Oh, I'll save you some typing time. I still use film, print in a darkroom, test all my own films, develop them myself, I even hang my own prints to dry!!!

or, if it makes you happy you can just assume Im one of THOSE people who use digital cameras and dont know an exposure value from my a**hole - Do you know how annoying it is to have to check the monitor on my camera EVERY time I make a photo? God, I have to do it all the time becuase I never know how to work that light meter thing! Thank god for photoshop! Ha! and thank god for those suckers at the art fair who open their wallets to buy my epson ink jet computer made prints! Its the intense colors that always hook em in...I feel bad for the b/w photographers booth next to mine - he prints in a darkroom and NEVER sells anything!

Mr. Saitta,
You are a joke.

Thanks,

I could care less if I get recognition, the fact of the matter is digital is pure and worthless crap. You do not get it nor will you ever. It s funny when anyone does not agree with the digital BS they are labeled as a joke, whiner, baby, etc.. but low and behold if anyone challenges and put down analog we must run with our tail between out legs and say nothing.

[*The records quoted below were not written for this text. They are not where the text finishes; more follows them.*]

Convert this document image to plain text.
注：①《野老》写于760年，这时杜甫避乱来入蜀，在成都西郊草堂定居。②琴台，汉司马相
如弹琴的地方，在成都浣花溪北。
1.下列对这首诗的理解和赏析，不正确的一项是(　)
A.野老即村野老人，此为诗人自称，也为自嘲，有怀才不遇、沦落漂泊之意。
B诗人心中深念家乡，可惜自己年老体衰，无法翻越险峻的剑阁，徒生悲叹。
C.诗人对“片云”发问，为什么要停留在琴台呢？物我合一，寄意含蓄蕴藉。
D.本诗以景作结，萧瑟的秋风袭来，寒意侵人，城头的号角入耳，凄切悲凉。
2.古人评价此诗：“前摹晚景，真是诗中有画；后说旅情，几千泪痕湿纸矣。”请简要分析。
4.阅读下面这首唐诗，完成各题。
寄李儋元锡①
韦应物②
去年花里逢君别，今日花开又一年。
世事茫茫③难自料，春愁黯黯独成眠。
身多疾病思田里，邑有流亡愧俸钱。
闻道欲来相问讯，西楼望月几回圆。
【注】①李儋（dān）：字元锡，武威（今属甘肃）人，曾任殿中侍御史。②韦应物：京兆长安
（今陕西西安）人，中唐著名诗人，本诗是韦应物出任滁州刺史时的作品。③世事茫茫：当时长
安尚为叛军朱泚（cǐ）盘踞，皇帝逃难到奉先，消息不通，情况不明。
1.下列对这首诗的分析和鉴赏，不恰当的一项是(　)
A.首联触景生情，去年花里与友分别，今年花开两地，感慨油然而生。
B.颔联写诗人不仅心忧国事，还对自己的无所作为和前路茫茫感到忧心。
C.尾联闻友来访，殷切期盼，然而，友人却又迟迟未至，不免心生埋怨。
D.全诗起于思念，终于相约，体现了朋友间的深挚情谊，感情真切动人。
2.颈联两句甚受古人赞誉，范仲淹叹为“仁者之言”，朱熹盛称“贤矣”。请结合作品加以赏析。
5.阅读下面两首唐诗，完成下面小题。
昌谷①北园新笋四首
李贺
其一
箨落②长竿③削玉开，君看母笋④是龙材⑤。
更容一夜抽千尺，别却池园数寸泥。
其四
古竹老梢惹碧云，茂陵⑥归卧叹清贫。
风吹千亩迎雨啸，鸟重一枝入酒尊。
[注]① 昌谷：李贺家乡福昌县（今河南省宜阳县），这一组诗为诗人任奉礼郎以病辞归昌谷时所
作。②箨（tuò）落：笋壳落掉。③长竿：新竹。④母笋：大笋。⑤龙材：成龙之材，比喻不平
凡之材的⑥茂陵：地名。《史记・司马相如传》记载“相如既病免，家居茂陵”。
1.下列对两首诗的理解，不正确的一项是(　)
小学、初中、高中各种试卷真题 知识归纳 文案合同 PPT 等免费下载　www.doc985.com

You just don’t get it and you wont. I will not cave into the propaganda of digital and I will continue to be loud and outspoken on the matter no matter how I am perceived.

I wont even waste my time, as you will never understand why I am so against digital and what it is doing to the art field.

As long as an image is printed with ink or manipulated with a computer IT IS NOT ART nor will it even be considered art. It is graphic deign at best and lacks mastery of a craft which is something you just do not or will not ever understand.

I may be a joke, but you are apparently blind to your surrounding in the analog world and what is happening to the art world on a while, so that I guess makes you an idiot.